By
in Dinner
Intro
This can be made as a vegetarian meal by using veg stock and using butternut squash or other veg instead of chicken. Preparation & Cooking time: 30mins
What you need
- Coconut oil
- Whole chicken
- 3 onions
- 2 carrots chopped
- 1 tablespoon grated fresh ginger
- 1 ½ cups chicken broth (home made)
- 1 fresh coconut (use water and coconut flesh)
- 2 tsp curry powder
- 1 tsp chilli
- 2 tablespoons lime juice
- 1 small green bell pepper, sliced thin
- ½ cup chopped fresh coriander, plus extra for garnishing
- ½ cup chipped coconut slices (optional)
How to do it
- 1 big pot and put in the whole chicken, add 2 onions, whole carrots, whole peppercorns good pinch of salt and cover with water.

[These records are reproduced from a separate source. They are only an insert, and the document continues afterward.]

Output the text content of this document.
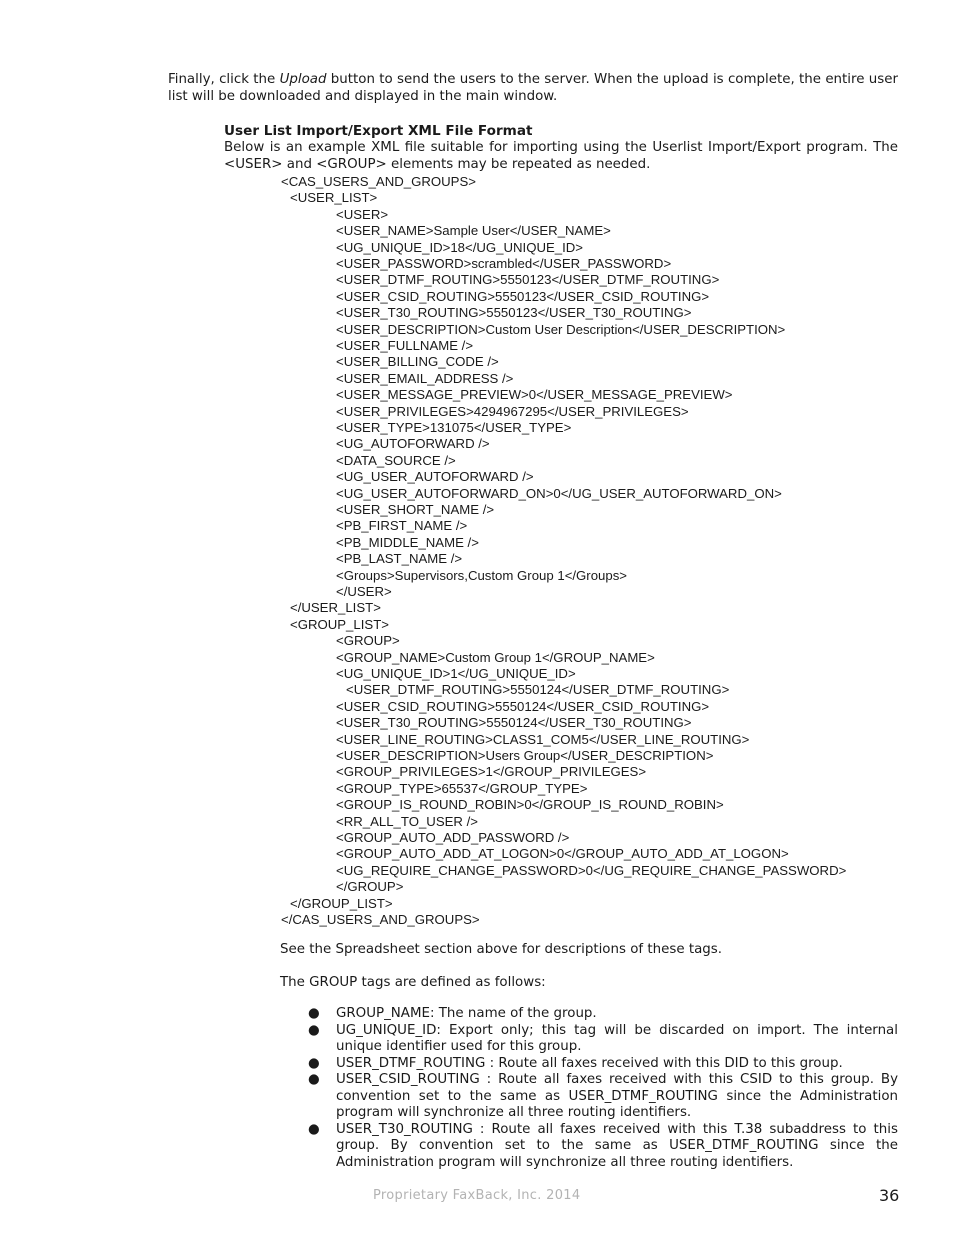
Finally, click the Upload button to send the users to the server. When the upload is complete, the entire user list will be downloaded and displayed in the main window.
User List Import/Export XML File Format
Below is an example XML file suitable for importing using the Userlist Import/Export program. The <USER> and <GROUP> elements may be repeated as needed.
<CAS_USERS_AND_GROUPS>
<USER_LIST>
<USER>
<USER_NAME>Sample User</USER_NAME>
<UG_UNIQUE_ID>18</UG_UNIQUE_ID>
<USER_PASSWORD>scrambled</USER_PASSWORD>
<USER_DTMF_ROUTING>5550123</USER_DTMF_ROUTING>
<USER_CSID_ROUTING>5550123</USER_CSID_ROUTING>
<USER_T30_ROUTING>5550123</USER_T30_ROUTING>
<USER_DESCRIPTION>Custom User Description</USER_DESCRIPTION>
<USER_FULLNAME />
<USER_BILLING_CODE />
<USER_EMAIL_ADDRESS />
<USER_MESSAGE_PREVIEW>0</USER_MESSAGE_PREVIEW>
<USER_PRIVILEGES>4294967295</USER_PRIVILEGES>
<USER_TYPE>131075</USER_TYPE>
<UG_AUTOFORWARD />
<DATA_SOURCE />
<UG_USER_AUTOFORWARD />
<UG_USER_AUTOFORWARD_ON>0</UG_USER_AUTOFORWARD_ON>
<USER_SHORT_NAME />
<PB_FIRST_NAME />
<PB_MIDDLE_NAME />
<PB_LAST_NAME />
<Groups>Supervisors,Custom Group 1</Groups>
</USER>
</USER_LIST>
<GROUP_LIST>
<GROUP>
<GROUP_NAME>Custom Group 1</GROUP_NAME>
<UG_UNIQUE_ID>1</UG_UNIQUE_ID>
<USER_DTMF_ROUTING>5550124</USER_DTMF_ROUTING>
<USER_CSID_ROUTING>5550124</USER_CSID_ROUTING>
<USER_T30_ROUTING>5550124</USER_T30_ROUTING>
<USER_LINE_ROUTING>CLASS1_COM5</USER_LINE_ROUTING>
<USER_DESCRIPTION>Users Group</USER_DESCRIPTION>
<GROUP_PRIVILEGES>1</GROUP_PRIVILEGES>
<GROUP_TYPE>65537</GROUP_TYPE>
<GROUP_IS_ROUND_ROBIN>0</GROUP_IS_ROUND_ROBIN>
<RR_ALL_TO_USER />
<GROUP_AUTO_ADD_PASSWORD />
<GROUP_AUTO_ADD_AT_LOGON>0</GROUP_AUTO_ADD_AT_LOGON>
<UG_REQUIRE_CHANGE_PASSWORD>0</UG_REQUIRE_CHANGE_PASSWORD>
</GROUP>
</GROUP_LIST>
</CAS_USERS_AND_GROUPS>
See the Spreadsheet section above for descriptions of these tags.
The GROUP tags are defined as follows:
● GROUP_NAME: The name of the group.
● UG_UNIQUE_ID: Export only; this tag will be discarded on import. The internal unique identifier used for this group.
● USER_DTMF_ROUTING : Route all faxes received with this DID to this group.
● USER_CSID_ROUTING : Route all faxes received with this CSID to this group. By convention set to the same as USER_DTMF_ROUTING since the Administration program will synchronize all three routing identifiers.
● USER_T30_ROUTING : Route all faxes received with this T.38 subaddress to this group. By convention set to the same as USER_DTMF_ROUTING since the Administration program will synchronize all three routing identifiers.
Proprietary FaxBack, Inc. 2014	36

Bring to the boil and simmer for around 1.5hrs (depending on the size of your Chicken).
- Heat the Coconut oil in a medium sized soup pot over a medium heat and Sauté the onion, adding more oil if necessary, until tender.
- Add the ginger and cook for 1 minute. Add chicken broth (the water that you cooked Chicken in), coconut milk, curry powder and chilli. Bring to a simmer over medium heat.
- Add bell pepper and coriander and simmer for an additional 3 minutes.
- Stir in lime juice.
- Optional: garnish with more coriander and a sprinkling of chipped coconut slices.